Xhorxhina Bami,Pristina, BIRN, June 23, 202013:38
With the US forging its own path to a deal between Serbia and Kosovo, the EU has invited the two sides to Brussels before they head to Washington.
The European Union is to bring the leaders of Serbia and Kosovo to Brussels this week as the bloc tries to keep the upper hand in negotiations between the two ahead of a much-anticipated meeting between Aleksandar Vucic and Avdullah Hoti under the auspices of the Trump administration on Saturday.

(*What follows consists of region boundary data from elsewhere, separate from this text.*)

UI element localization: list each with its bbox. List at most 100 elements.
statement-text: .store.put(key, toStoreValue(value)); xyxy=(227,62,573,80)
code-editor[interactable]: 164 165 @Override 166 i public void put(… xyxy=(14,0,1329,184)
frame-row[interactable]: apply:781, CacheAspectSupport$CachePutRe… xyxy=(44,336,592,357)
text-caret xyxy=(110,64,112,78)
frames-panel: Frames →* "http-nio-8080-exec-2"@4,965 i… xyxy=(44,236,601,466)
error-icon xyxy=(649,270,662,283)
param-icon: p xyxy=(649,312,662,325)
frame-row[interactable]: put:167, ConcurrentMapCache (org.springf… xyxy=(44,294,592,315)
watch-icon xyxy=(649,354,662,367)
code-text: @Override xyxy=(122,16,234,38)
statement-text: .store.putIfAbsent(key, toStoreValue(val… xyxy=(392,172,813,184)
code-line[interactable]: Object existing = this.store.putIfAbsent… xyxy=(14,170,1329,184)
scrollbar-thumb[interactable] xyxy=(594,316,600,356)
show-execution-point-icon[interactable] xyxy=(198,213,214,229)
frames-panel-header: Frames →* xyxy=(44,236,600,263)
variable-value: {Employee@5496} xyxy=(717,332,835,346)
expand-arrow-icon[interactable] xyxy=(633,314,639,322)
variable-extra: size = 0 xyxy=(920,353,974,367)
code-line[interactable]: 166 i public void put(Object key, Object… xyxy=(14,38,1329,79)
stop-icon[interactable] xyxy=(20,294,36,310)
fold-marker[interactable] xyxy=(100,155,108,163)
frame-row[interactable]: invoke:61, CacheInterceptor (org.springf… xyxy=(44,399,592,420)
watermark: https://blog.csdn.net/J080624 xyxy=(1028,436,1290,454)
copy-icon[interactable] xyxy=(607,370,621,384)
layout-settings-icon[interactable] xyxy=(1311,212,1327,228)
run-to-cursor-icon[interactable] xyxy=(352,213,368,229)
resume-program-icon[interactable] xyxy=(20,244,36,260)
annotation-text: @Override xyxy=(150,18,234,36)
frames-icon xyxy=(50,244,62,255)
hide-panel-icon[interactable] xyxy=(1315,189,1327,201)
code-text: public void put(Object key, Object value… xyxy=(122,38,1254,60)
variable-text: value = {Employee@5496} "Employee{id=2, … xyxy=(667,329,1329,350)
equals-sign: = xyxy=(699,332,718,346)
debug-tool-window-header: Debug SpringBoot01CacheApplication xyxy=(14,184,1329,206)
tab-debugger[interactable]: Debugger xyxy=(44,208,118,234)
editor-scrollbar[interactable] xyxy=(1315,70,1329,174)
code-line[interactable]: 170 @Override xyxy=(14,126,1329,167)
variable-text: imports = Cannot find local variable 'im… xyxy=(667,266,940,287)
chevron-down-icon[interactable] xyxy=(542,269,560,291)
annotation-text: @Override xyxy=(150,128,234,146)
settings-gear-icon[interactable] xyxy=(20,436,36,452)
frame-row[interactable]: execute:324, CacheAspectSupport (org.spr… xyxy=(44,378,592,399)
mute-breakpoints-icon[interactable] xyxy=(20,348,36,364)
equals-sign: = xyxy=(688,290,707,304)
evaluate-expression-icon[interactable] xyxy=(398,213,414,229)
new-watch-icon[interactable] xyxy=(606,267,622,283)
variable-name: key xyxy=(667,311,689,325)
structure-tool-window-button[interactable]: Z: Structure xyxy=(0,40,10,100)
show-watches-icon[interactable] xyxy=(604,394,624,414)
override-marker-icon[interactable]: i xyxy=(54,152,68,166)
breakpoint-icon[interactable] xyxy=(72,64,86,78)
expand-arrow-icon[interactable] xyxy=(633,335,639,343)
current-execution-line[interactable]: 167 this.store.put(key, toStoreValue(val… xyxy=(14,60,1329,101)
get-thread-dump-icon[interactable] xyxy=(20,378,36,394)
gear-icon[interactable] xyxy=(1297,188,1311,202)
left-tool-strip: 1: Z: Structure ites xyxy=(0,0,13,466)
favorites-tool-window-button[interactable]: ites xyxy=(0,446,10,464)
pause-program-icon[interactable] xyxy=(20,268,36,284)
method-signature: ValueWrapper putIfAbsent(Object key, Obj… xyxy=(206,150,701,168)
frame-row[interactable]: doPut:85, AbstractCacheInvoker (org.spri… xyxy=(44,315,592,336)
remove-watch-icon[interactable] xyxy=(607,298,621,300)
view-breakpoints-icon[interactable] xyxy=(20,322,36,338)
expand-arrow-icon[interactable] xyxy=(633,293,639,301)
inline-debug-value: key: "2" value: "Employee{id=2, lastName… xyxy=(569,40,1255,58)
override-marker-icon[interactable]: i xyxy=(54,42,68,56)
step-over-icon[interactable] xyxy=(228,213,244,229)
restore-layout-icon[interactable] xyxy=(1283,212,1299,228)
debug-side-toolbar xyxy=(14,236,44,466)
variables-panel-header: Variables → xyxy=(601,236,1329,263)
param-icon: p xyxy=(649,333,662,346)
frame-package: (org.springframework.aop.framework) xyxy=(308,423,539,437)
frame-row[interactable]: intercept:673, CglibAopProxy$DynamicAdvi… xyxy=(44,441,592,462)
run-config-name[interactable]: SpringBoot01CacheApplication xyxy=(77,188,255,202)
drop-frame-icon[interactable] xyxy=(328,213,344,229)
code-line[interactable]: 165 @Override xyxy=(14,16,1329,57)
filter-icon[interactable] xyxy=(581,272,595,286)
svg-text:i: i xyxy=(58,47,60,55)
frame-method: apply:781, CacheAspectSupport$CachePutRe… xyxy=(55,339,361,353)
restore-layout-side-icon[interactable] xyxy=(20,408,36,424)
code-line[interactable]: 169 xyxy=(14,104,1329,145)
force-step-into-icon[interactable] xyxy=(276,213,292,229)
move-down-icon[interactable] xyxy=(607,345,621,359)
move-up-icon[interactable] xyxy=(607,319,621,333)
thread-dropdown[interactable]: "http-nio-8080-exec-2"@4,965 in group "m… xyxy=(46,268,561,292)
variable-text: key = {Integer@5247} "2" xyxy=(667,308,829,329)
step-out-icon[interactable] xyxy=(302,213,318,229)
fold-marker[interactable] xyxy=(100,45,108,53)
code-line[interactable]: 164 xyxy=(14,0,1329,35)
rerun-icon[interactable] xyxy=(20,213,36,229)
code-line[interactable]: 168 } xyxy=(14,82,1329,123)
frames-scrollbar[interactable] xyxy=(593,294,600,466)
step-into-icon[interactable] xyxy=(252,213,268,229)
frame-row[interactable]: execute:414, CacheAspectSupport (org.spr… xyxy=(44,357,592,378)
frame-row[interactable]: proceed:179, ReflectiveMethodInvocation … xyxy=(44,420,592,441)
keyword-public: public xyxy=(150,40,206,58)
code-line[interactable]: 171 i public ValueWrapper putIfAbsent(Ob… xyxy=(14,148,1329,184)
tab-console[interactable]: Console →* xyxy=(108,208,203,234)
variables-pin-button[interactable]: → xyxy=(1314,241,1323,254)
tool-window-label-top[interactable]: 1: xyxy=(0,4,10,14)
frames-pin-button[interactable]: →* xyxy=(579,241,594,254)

Keen for a foreign policy success to tout, observers say the United States is increasingly sidelining the EU in a unilateral effort to broker a deal between Serbia and its former southern province 12 years after Kosovo declared independence with the backing of the major Western powers.
Trump’s special envoy, Richard Grenell, will bring Serbian President Vucic and Kosovo Prime Minister Hoti to Washington on June 27, having said that “economic normalisation” must come before any EU-mediated political normalisation.
But Hoti has announced he will first travel to Brussels, and Vucic said on Monday that he too hopes to spend a day there after meeting Russian President Vladimir Putin in Moscow. It was not clear whether Vucic and Hoti will meet while in Brussels.
The EU-mediated dialogue has been on hold since late 2018 in part due to a row over import tariffs, but Brussels hopes it will resume in July. Serbia does not recognise Kosovo but the EU says integration into the bloc depends on the two countries ‘normalising’ their relations.
The Washington meeting comes just weeks after Hoti was installed as prime minister and days after a landslide election win for Vucic’s ruling Progressive Party that critics said risked turning Serbia into a one-party state.
Writing on Facebook on Monday, Hoti said he would be in Brussels on June 25 to meet, among others, European Commission President Ursula von der Leyen, European Council President Charles Michel and the EU’s enlargement commissioner, Hungary’s Oliver Varhelyi.
He said they would discuss the fight against COVID-19, EU support for Kosovo’s economic recovery from the pandemic and visa liberalisation for Europe’s youngest state.
After meeting EU mediator Miroslav Lajcak in Belgrade on Monday, Vucic told reporters: “I go to Moscow tomorrow, I hope I’ll have one day for a visit to Brussels, because of our European future, and after that I go to Washington.”